At first I thought there must be something wrong with me to be laughing louder and louder at this pedestrian wipe-out piece, which went up on 2.5. But I couldn’t help it. Partly, I think, because it’s a metaphor for the random cosmic brutality of things. All I know is that the more people who get hit, the funnier this thing is. Partly because getting wiped out like that it a bullshit Hollywood device born of cheap screenwriting sloth, and you can’t help but laugh at that crap. Or spit at it.
Anne Hathaway getting hit on her bicycle in One Day, for instance. She’s just going to peddle right into a busy two-lane street after emerging from a quiet side alley, just shoot right into the street without looking? I don’t think so.
One wonders, of course, why some of the bus drivers in some of these sequences hit the brake after impact but never before. Mostly they just slam on through and mow those people down like bowling pins.
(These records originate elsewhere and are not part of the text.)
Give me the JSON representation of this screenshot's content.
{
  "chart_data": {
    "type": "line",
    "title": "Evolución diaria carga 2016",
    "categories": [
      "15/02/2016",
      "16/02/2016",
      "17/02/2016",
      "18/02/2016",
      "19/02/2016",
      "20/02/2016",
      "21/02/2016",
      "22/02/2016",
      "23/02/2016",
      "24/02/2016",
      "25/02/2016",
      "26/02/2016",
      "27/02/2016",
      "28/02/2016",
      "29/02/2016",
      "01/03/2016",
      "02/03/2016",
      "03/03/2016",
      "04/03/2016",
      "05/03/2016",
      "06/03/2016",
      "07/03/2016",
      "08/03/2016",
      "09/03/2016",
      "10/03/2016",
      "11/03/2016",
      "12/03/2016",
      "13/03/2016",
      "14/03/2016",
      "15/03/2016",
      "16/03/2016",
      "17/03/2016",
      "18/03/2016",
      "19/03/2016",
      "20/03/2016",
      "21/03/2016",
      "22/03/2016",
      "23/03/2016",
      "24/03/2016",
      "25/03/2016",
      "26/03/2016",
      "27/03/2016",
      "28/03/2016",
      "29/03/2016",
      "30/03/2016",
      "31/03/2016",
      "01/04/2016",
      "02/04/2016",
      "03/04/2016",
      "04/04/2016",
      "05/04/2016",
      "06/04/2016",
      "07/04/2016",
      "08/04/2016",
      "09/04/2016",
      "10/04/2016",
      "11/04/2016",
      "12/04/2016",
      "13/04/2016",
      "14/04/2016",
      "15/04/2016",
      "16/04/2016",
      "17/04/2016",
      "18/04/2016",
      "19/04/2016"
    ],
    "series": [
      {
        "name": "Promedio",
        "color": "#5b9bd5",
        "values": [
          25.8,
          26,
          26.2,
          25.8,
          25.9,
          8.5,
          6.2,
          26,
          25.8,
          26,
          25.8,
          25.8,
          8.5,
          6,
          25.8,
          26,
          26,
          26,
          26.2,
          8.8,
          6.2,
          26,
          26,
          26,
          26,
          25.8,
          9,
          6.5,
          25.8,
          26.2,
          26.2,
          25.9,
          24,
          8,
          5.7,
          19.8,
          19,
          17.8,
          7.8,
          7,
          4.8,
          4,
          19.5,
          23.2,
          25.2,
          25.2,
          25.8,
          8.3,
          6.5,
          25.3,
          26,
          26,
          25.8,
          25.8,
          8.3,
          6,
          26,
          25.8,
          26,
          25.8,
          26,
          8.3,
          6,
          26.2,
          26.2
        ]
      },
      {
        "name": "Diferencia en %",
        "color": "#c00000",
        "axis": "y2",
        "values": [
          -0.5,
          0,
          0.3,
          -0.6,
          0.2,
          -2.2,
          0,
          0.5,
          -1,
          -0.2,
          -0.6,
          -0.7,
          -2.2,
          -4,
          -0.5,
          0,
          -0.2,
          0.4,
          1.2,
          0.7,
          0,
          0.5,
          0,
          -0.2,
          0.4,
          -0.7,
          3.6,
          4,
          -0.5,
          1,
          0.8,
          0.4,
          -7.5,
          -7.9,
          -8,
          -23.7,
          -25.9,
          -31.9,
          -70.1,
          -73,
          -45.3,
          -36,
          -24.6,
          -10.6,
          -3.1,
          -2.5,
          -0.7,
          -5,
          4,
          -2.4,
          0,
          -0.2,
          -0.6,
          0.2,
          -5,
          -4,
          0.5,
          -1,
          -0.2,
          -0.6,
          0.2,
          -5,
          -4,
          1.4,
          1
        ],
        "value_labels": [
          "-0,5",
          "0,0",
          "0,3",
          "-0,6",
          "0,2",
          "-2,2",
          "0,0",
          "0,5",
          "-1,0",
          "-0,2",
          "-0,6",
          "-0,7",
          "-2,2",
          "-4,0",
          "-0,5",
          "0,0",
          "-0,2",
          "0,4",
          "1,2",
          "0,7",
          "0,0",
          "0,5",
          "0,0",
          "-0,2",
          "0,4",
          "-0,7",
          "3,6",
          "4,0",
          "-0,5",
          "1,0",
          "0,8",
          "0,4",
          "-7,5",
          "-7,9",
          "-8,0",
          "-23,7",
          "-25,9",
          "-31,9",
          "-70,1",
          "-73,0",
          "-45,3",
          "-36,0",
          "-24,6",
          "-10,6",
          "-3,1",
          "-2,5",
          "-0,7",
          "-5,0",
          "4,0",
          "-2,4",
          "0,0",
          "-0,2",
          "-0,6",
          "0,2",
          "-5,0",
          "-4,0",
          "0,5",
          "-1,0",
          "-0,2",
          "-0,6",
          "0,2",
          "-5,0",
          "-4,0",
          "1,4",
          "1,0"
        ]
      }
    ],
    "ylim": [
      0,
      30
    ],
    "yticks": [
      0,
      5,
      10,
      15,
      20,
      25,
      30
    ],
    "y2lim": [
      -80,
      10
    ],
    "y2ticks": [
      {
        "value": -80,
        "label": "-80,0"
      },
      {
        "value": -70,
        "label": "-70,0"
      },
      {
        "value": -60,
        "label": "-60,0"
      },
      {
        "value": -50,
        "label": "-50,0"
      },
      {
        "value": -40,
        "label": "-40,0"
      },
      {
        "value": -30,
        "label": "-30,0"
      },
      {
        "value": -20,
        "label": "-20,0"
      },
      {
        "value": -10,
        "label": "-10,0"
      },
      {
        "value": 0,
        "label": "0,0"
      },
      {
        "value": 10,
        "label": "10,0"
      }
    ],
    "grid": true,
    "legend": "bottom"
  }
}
I realize, of course, that city dwellers do sometimes get hit by buses and cars. Mostly old people, I’m guessing. In “Sword of Damocles” Lou Reed sang about seeing “a kid get hit by a bus.” Poor Richard Bright got killed by a bus in ’06. But I’ve been a big-city dweller for about 35 years and I’ve never seen anyone get hit or come upon the aftermath of such an accident…not once.
I myself have never come close to getting hit by anyone or anything, ever. I am part cat, part monkey and part coyote on the pavement. My instincts are like lightning. I see and smell everything coming my way before it gets there.